Lamar finds ways to inject fun into the toughest practices. In early June, he took several of his teams to Florida for two days of practices and scrimmages. The players sweated in the sweltering heat and humidity, and the scrimmages were competitive seven-inning contests. Lamar rode around the field in a golf cart with a megaphone, pretending to be a ring announcer while music blared in the background.

“We made it fun, and created an environment where it was highly competitive, nobody wanted to lose, and they got after it,” Lamar said.

One of the reasons Keagan joined the Lady Dukes this past winter was the depth of the team’s rotation. Lamar calls her “the queen” of the circle.

“I wouldn’t have to throw as many innings in the big tournaments,” explained Keagan, a 2023 Florida commit whose confidence and maturity belie her age. “I would be able to save my arm for other games. I’m playing with girls two years older than me. By default, that will make me better.”

The rotation also features Cassidy Curd, a hard-throwing lefthander and 2022 Duke commit with great movement and spin. Olivia Duncan (2023) is another lefty who consistently throws in the 65-67 mph range. Kairi (2022, Duke) and Lillian Vallimont (2022 Northwestern verbal) will split the catching duties. Both are tough to run against and hit for power.
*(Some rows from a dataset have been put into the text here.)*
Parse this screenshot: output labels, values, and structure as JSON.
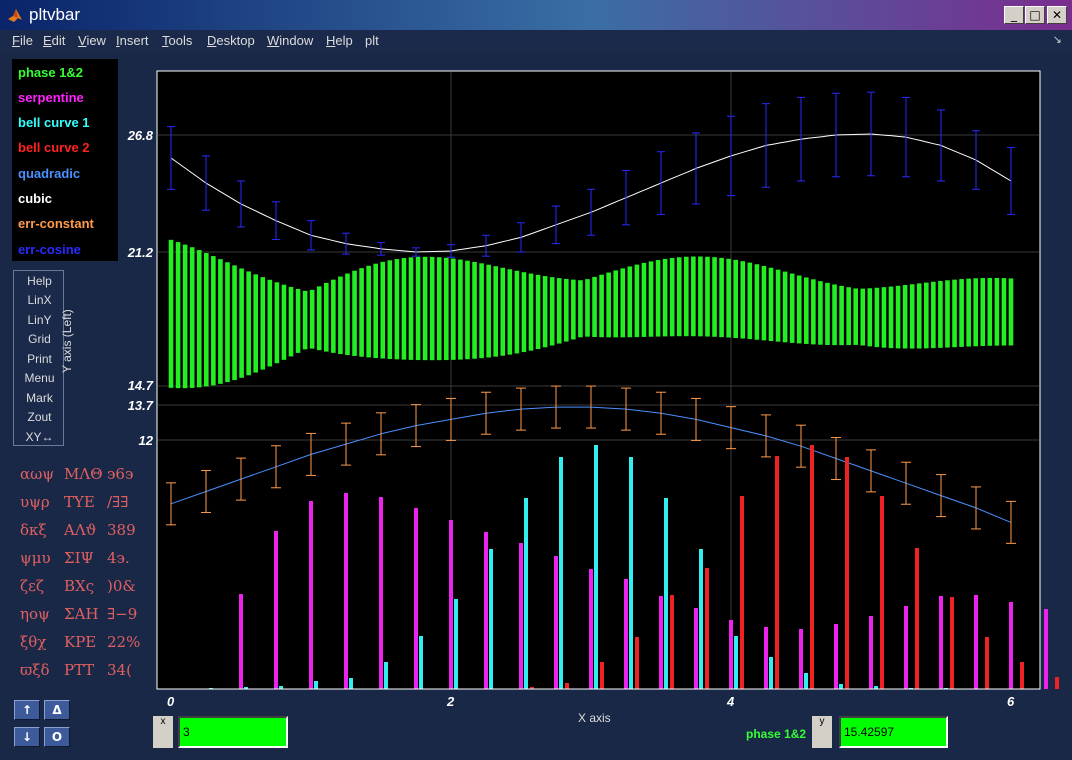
{
  "window": {
    "title": "pltvbar",
    "minimize": "_",
    "maximize": "□",
    "close": "✕"
  },
  "menu": [
    {
      "label": "File",
      "u": "F",
      "rest": "ile"
    },
    {
      "label": "Edit",
      "u": "E",
      "rest": "dit"
    },
    {
      "label": "View",
      "u": "V",
      "rest": "iew"
    },
    {
      "label": "Insert",
      "u": "I",
      "rest": "nsert"
    },
    {
      "label": "Tools",
      "u": "T",
      "rest": "ools"
    },
    {
      "label": "Desktop",
      "u": "D",
      "rest": "esktop"
    },
    {
      "label": "Window",
      "u": "W",
      "rest": "indow"
    },
    {
      "label": "Help",
      "u": "H",
      "rest": "elp"
    },
    {
      "label": "plt",
      "u": "",
      "rest": "plt"
    }
  ],
  "dock_arrow": "↘",
  "legend": [
    {
      "label": "phase 1&2",
      "color": "#33ff33"
    },
    {
      "label": "serpentine",
      "color": "#ff22ff"
    },
    {
      "label": "bell curve 1",
      "color": "#33ffff"
    },
    {
      "label": "bell curve 2",
      "color": "#ff2222"
    },
    {
      "label": "quadradic",
      "color": "#4a90ff"
    },
    {
      "label": "cubic",
      "color": "#ffffff"
    },
    {
      "label": "err-constant",
      "color": "#ff9a4a"
    },
    {
      "label": "err-cosine",
      "color": "#2020ff"
    }
  ],
  "side_menu": [
    "Help",
    "LinX",
    "LinY",
    "Grid",
    "Print",
    "Menu",
    "Mark",
    "Zout",
    "XY↔"
  ],
  "greek_table": [
    [
      "αωψ",
      "ΜΛΘ",
      "϶6϶"
    ],
    [
      "υψρ",
      "ΤΥΕ",
      "/∃∃"
    ],
    [
      "δκξ",
      "ΑΛϑ",
      "389"
    ],
    [
      "ψμυ",
      "ΣΙΨ",
      "4϶."
    ],
    [
      "ζεζ",
      "ΒΧς",
      ")0&"
    ],
    [
      "ηοψ",
      "ΣΑΗ",
      "∃−9"
    ],
    [
      "ξθχ",
      "ΚΡΕ",
      "22%"
    ],
    [
      "ϖξδ",
      "ΡΤΤ",
      "34("
    ]
  ],
  "nav_buttons": [
    "↑",
    "Δ",
    "↓",
    "O"
  ],
  "axes": {
    "ylabel": "Y axis (Left)",
    "xlabel": "X axis",
    "yticks": [
      "26.8",
      "21.2",
      "14.7",
      "13.7",
      "12"
    ],
    "xticks": [
      "0",
      "2",
      "4",
      "6"
    ]
  },
  "cursor": {
    "x_tag": "x",
    "x_value": "3",
    "y_tag": "y",
    "trace_name": "phase 1&2",
    "y_value": "15.42597"
  },
  "colors": {
    "phase": "#22ee22",
    "serpentine": "#ee22ee",
    "bell1": "#33eeee",
    "bell2": "#ee2222",
    "quadradic": "#4a90ff",
    "cubic": "#ffffff",
    "errConstant": "#ff9a4a",
    "errCosine": "#2a2aff"
  },
  "chart_data": {
    "type": "bar",
    "xlabel": "X axis",
    "ylabel": "Y axis (Left)",
    "xlim": [
      0,
      6
    ],
    "series": [
      {
        "name": "cubic",
        "kind": "line",
        "x": [
          0,
          0.25,
          0.5,
          0.75,
          1,
          1.25,
          1.5,
          1.75,
          2,
          2.25,
          2.5,
          2.75,
          3,
          3.25,
          3.5,
          3.75,
          4,
          4.25,
          4.5,
          4.75,
          5,
          5.25,
          5.5,
          5.75,
          6
        ],
        "y": [
          25.7,
          24.5,
          23.5,
          22.7,
          22.0,
          21.6,
          21.35,
          21.2,
          21.25,
          21.5,
          21.9,
          22.5,
          23.1,
          23.8,
          24.5,
          25.2,
          25.8,
          26.3,
          26.6,
          26.8,
          26.85,
          26.7,
          26.3,
          25.6,
          24.6
        ],
        "err": [
          1.5,
          1.3,
          1.1,
          0.9,
          0.7,
          0.5,
          0.3,
          0.2,
          0.3,
          0.5,
          0.7,
          0.9,
          1.1,
          1.3,
          1.5,
          1.7,
          1.9,
          2.0,
          2.0,
          2.0,
          2.0,
          1.9,
          1.7,
          1.4,
          1.6
        ]
      },
      {
        "name": "err-constant / quadradic",
        "kind": "line",
        "x": [
          0,
          0.25,
          0.5,
          0.75,
          1,
          1.25,
          1.5,
          1.75,
          2,
          2.25,
          2.5,
          2.75,
          3,
          3.25,
          3.5,
          3.75,
          4,
          4.25,
          4.5,
          4.75,
          5,
          5.25,
          5.5,
          5.75,
          6
        ],
        "y": [
          8.9,
          9.5,
          10.1,
          10.7,
          11.3,
          11.8,
          12.3,
          12.7,
          13.0,
          13.3,
          13.5,
          13.6,
          13.6,
          13.5,
          13.3,
          13.0,
          12.6,
          12.2,
          11.7,
          11.1,
          10.5,
          9.9,
          9.3,
          8.7,
          8.0
        ],
        "err": 0.85
      },
      {
        "name": "phase 1&2",
        "kind": "bar",
        "ylim": [
          14.7,
          21.2
        ]
      },
      {
        "name": "serpentine",
        "kind": "bar"
      },
      {
        "name": "bell curve 1",
        "kind": "bar"
      },
      {
        "name": "bell curve 2",
        "kind": "bar"
      }
    ]
  }
}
Along with her versatility, Aminah is the team’s leadoff hitter with the ability to hit for power. In just four events last fall, she smacked 21 homers. Other key infielders include Ana Gold (2021, Duke) at third base and middle infielder Jada Baker (2021, Duke).

The outfield is anchored by Breezy Burnett (2022, Duke), and Kyye Ricks (2022, Duke), a high school track champion in Georgia whose speed makes her an above-average center fielder.

The X factor, according to Lamar, is the return of his daughter Layla, an infielder and 2024 Florida commit coming off an injury last season.

“Speaking as her coach, not her father, she gives us that patience at the plate,” Lamar said. “She has the same power to the opposite field that she does to right field. She’s a lefty, and she can hit foul pole to foul pole with power.”

With the return of a regular summer schedule and new players complementing an already deep roster, the Lady Dukes will be in the conversation for high finishes in the major tournaments, including PGF Premier Nationals.

“This summer is going to be more relaxed, but it’s about getting our team ready,” Lamar explained. “It’s more about us being the best version of ourselves, and I think everything will take care of itself when we get on the field.”